We are using it to allow -tip to build without a single warning in 
allyes/allno/allmod and randconfig kernels with -Werror, on 32-bit and 
64-bit x86. Hence we use it to filter out our own bogosities that come in 
via -tip maintained subsystems. (The fact that we need to look at _all_ 
warnings all across the kernel is a side effect.)

> There's a lot of resistance to fixing these things with 
> uninitialized_var() (usually bogus resistance, IMO, but one gets tired 
> of repeating oneself).

The networking tree picked up a whole bunch of them a few days ago. Most 
of the maintainers of actively maintained subsystems are reasonable about 
these things.

The only really contentious ones are the ones i kept separated out in 
tip/warnings/bug: they are the warnings that are triggered by 
!CONFIG_BUG.

> Many of these warnings can be fixed by restructuring the code, and 
> often the end result is better overall.

i can give you the identity of more than 1 million separate lines of code 
in the kernel where we have tool output that somehow tells us: "this code 
sucks and could be improved by restructuring it".

So the cleanup effect is there, but by far not as important as the other, 
reverse effect: a baseline of ~200 warnings obscures _nasty_ bugs that 
the compiler does point out. So we need to reach a zero baseline - and 
all the _new_ warnings tend to be very interesting.

We saw that in the x86 tree which reached a zero baseline -Werror a few 
months ago: out of 10 warnings fixed after we reached the baseline 9 were 
real fixes, only one is a GCC annotation.

I.e. we have amassed 100+ sites in the kernel that needs annotations - 
then we could move to the next phase and reliably enforce a -Werror build 
by subsystems who care about that. I know you care about it in -mm.

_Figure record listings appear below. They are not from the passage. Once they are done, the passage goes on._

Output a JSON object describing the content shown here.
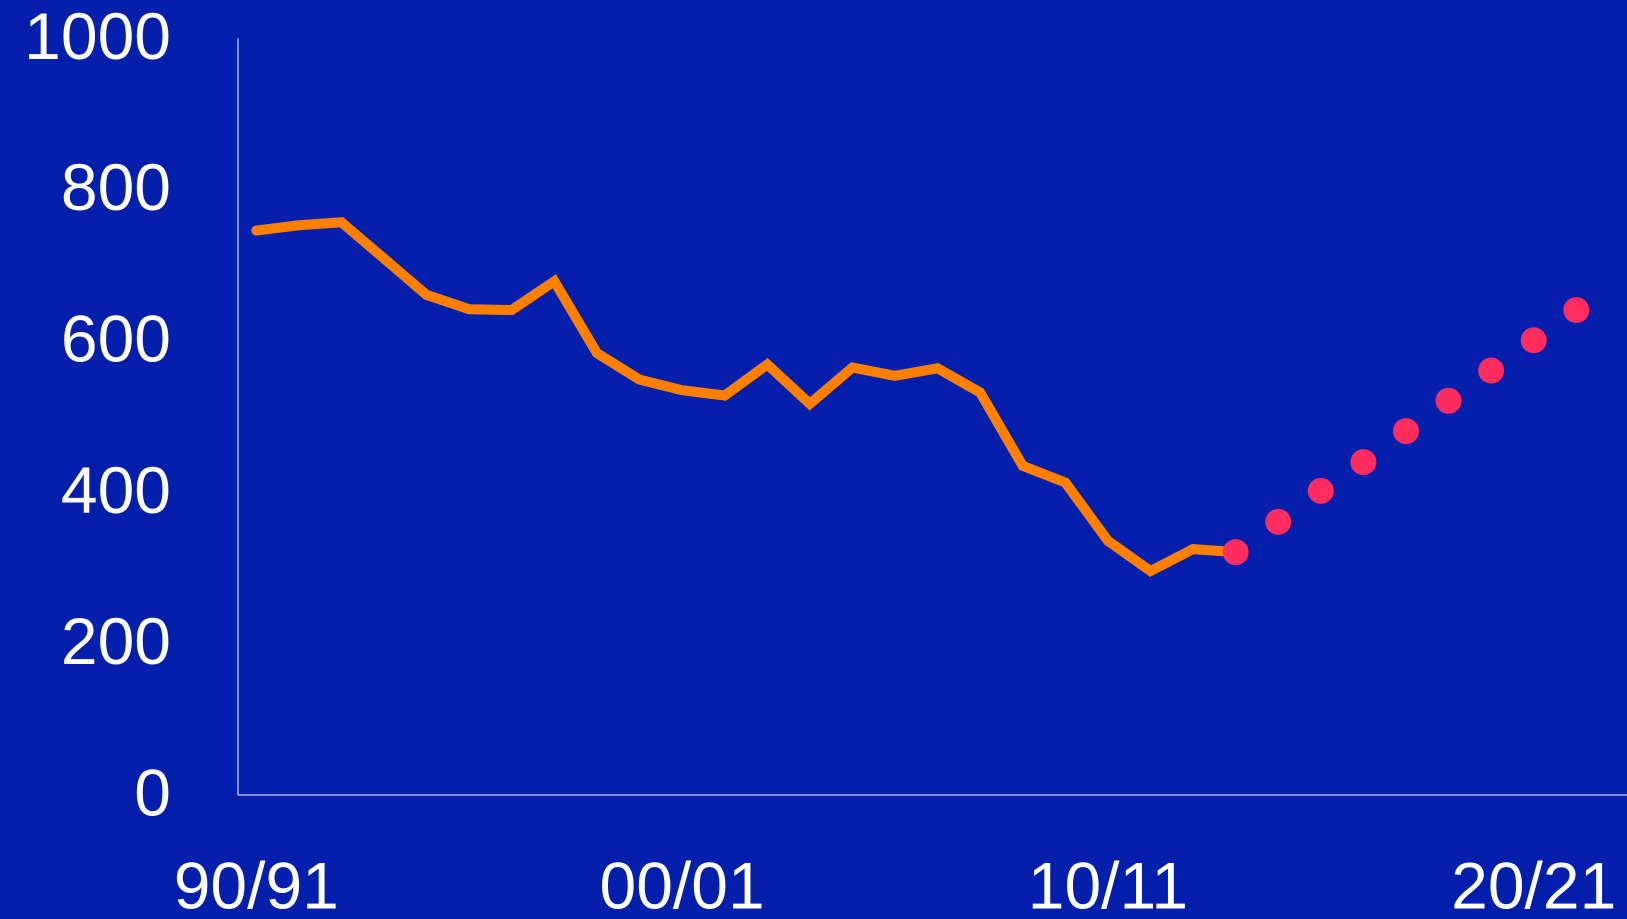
{
  "chart_data": {
    "type": "line",
    "categories": [
      "90/91",
      null,
      null,
      null,
      null,
      null,
      null,
      null,
      null,
      null,
      "00/01",
      null,
      null,
      null,
      null,
      null,
      null,
      null,
      null,
      null,
      "10/11",
      null,
      null,
      null,
      null,
      null,
      null,
      null,
      null,
      null,
      "20/21",
      null
    ],
    "series": [
      {
        "color": "#ff8000",
        "style": "line",
        "values": [
          746,
          753,
          757,
          709,
          661,
          642,
          641,
          679,
          584,
          549,
          535,
          528,
          569,
          517,
          565,
          554,
          564,
          532,
          435,
          413,
          336,
          296,
          325,
          321,
          null,
          null,
          null,
          null,
          null,
          null,
          null,
          null
        ]
      },
      {
        "color": "#ff2d5f",
        "style": "markers",
        "values": [
          null,
          null,
          null,
          null,
          null,
          null,
          null,
          null,
          null,
          null,
          null,
          null,
          null,
          null,
          null,
          null,
          null,
          null,
          null,
          null,
          null,
          null,
          null,
          321,
          361,
          402,
          440,
          481,
          521,
          561,
          601,
          641
        ]
      }
    ],
    "ylim": [
      0,
      1000
    ],
    "yticks": [
      0,
      200,
      400,
      600,
      800,
      1000
    ],
    "grid": false,
    "background": "#041fab"
  }
}
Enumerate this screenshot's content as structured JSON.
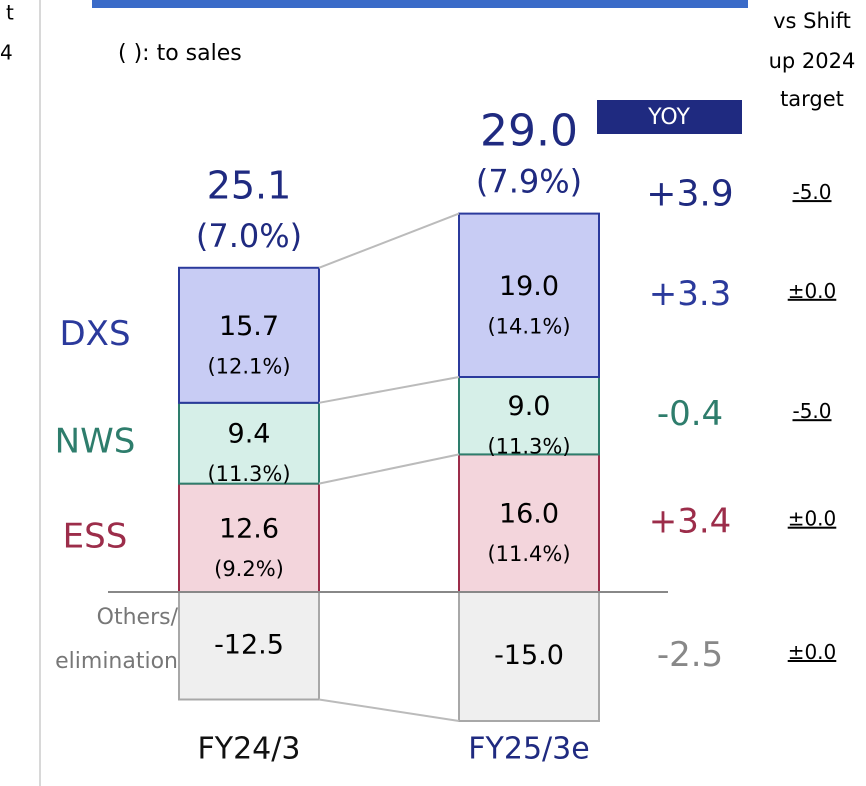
{
  "chart_data": {
    "type": "bar",
    "stacked": true,
    "note": "( ): to sales",
    "cropped_text": [
      "t",
      "4"
    ],
    "categories": [
      "FY24/3",
      "FY25/3e"
    ],
    "category_colors": [
      "#111111",
      "#1f2a80"
    ],
    "yoy_header": "YOY",
    "target_header": [
      "vs Shift",
      "up 2024",
      "target"
    ],
    "total": {
      "values": [
        25.1,
        29.0
      ],
      "value_labels": [
        "25.1",
        "29.0"
      ],
      "margins": [
        "(7.0%)",
        "(7.9%)"
      ],
      "yoy": "+3.9",
      "vs_target": "-5.0",
      "color": "#1f2a80"
    },
    "series": [
      {
        "name": "ESS",
        "color": "#f3d5dc",
        "edge": "#9c2d4a",
        "values": [
          12.6,
          16.0
        ],
        "value_labels": [
          "12.6",
          "16.0"
        ],
        "margins": [
          "(9.2%)",
          "(11.4%)"
        ],
        "yoy": "+3.4",
        "vs_target": "±0.0"
      },
      {
        "name": "NWS",
        "color": "#d6efe8",
        "edge": "#2e7d6c",
        "values": [
          9.4,
          9.0
        ],
        "value_labels": [
          "9.4",
          "9.0"
        ],
        "margins": [
          "(11.3%)",
          "(11.3%)"
        ],
        "yoy": "-0.4",
        "vs_target": "-5.0"
      },
      {
        "name": "DXS",
        "color": "#c8ccf4",
        "edge": "#2b3a9c",
        "values": [
          15.7,
          19.0
        ],
        "value_labels": [
          "15.7",
          "19.0"
        ],
        "margins": [
          "(12.1%)",
          "(14.1%)"
        ],
        "yoy": "+3.3",
        "vs_target": "±0.0"
      },
      {
        "name": "Others/ elimination",
        "color": "#efefef",
        "edge": "#a8a8a8",
        "values": [
          -12.5,
          -15.0
        ],
        "value_labels": [
          "-12.5",
          "-15.0"
        ],
        "yoy": "-2.5",
        "vs_target": "±0.0"
      }
    ]
  }
}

> But it's a lot more work.  It would be much more scalable to, umm, 
> motivate the various code-owners to fix their stuff independently.  I 
> don't know how, really - people just don't seem to appreciate how 
> irritating and damaging that great warning spew is.
> 
> Is there any prospect that some of these things will be fixed by newer 
> gcc versions?  If so, we could just ignore those warnings and 
> concentrate on the ones which newer gcc emits.

Some go away with new GCC versions - that is why i'm always testing with 
the very latest GCC version.

Would you be interested in picking up the ones in tip/warnings/complex 
and tip/warnings/simple [but not tip/warnings/bug] into -mm? You could 
pick up auto-warning-next tree into -mm straight away - it's well-tested 
on x86, it is -git based and kept uptodate. Then you could do 
!CONFIG_ALLOW_WARNINGS builds yourself.